Disney’s Moana 2 sailed past the box-office doldrums of 2024 and crested all financial expectation to solidify a new record as the biggest-ever Thanksgiving blockbuster: $221 million domestically over the holiday corridor. The animated sequel to 2016’s Polynesian-inspired princess-on-a-mission fantasia surpassed The Super Mario Bros. Movie ($205.6 million) to log the biggest five-day total to date, shattering prerelease “tracking” estimates in the $125 million and $145 million range and drowning Walt Disney Animation Studios’ previous record holder (Frozen II’s $130 million three-day opening) in the process.
That outcome is all the more spectacular — demigodlike, even — considering the first Moana was hardly a ticket-sales sensation. That $150 million origin story (which featured original songs written by Lin-Manuel Miranda) did middling numbers theatrically but metamorphosed into a legit kids’-flick juggernaut, becoming the most-streamed movie across all platforms last year. And while Moana’s follow-up was originally intended as a limited series for Disney+ (a measure of the studio’s low faith in its IP), during a quarterly earnings call in February, the House of Mouse announced a sequel would be navigating into choppy waters at the multiplex. “Moana 2 has far surpassed our high expectations this weekend and is a testament to the phenomenon that Moana has become,” Disney Entertainment co-chairman Alan Bergman remarked in a statement this past weekend.

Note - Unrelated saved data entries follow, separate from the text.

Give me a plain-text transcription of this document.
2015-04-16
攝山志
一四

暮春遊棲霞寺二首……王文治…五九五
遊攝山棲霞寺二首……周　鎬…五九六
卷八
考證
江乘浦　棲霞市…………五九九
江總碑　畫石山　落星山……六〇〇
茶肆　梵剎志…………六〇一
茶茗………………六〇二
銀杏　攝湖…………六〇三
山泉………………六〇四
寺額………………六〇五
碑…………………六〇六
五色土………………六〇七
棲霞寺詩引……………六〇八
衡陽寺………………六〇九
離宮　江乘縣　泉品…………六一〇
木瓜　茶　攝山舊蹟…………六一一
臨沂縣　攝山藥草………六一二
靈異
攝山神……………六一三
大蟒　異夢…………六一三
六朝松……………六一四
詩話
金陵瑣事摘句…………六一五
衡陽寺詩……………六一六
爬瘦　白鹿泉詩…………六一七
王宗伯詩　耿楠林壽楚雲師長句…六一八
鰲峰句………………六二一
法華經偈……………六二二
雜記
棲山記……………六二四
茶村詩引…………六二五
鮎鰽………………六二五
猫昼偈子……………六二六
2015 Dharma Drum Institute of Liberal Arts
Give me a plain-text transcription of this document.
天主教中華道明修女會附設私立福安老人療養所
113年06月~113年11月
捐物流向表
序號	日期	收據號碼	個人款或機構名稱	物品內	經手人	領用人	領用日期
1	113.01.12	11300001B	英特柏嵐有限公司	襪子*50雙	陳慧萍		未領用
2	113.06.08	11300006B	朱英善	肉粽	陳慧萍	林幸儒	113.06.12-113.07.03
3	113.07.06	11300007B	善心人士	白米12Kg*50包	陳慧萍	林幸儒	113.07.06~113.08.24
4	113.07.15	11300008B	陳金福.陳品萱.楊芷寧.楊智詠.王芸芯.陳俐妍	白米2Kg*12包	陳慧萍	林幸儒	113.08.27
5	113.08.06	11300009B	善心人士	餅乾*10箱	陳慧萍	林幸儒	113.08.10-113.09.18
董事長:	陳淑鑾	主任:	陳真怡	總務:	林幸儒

Executives on Dopey Drive, however, were hardly the only Hollywood suits giving thanks over the holiday weekend. “Glicked” remained a potent cultural force as both of its constituent movies entered their second week of combined release. Broadway-musical adaptation–Wizard of Oz prequel–Hydra-headed-branded tie-in and merch machine Wicked enchanted audiences to the tune of $117.5 million (pushing its global cume to nearly $360 million) for the third-biggest Thanksgiving take on record. And Paramount’s swords-and-sandals epic, Gladiator II, continued to overcome its mixed reviews and wild historical incongruities to hack off $111.2 million at the domestic box office ($320 million globally), already ranking it among director Ridley Scott’s most lucrative films.
Bottle pee–er Dwayne Johnson, who voices the boisterous South Pacific super-human Maui in Moana 2, logged two movies in the top five over the weekend; his Amazon MGM Christmas-on-creatine action flick, Red One, came in a distant fourth with $18.7 million in North American receipts. And the Wicked–Gladiator II–Moana 2 trifecta resulted in a combined box-office revenue of more than $425 million, laying waste to the previous Thanksgiving-weekend record of $316 million set in 2018 (the three movies accounted for 75 percent of all showtimes, according to the cinema-data firm the Boxoffice Company).
While Moana 2 has managed to deliver a fresh but not that fresh 65 percent on the Tomatometer (with critics lamenting its “general flatness” and a perfunctory sequelitis), its overperformance arrives as a capstone to a superlative-packed year for Disney. The Burbank-based studio is now responsible for 2024’s top-three domestic openings, with Moana 2 arriving on the heels of Inside Out 2 (which has taken in nearly $1.7 billion worldwide to date to become Pixar’s highest-grossing movie) and Deadpool & Wolverine ($1.3 billion, the most successful R-rated film of all time). Over Christmas, the House of Mouse may in all likelihood extend that hot streak with Mufasa: The Lion King, the photorealistic Barry Jenkins–directed musical-drama that manages to be both a sequel and a prequel to Disney’s 2019 remake of its animated 1994 smash The Lion King.
It’s no coincidence that all of these movies are franchises, reboots, and reimaginings of cherished titles that came before. And if there is one big takeaway from it all: Disney has inverted the aphorism “Success begets success” by exploiting its intellectual properties in increasingly successful ways. Come 2026 — a mere decade removed from its original, animated iteration — expect a live-action remake of Moana with the Rock in a muscle-bound bodysuit.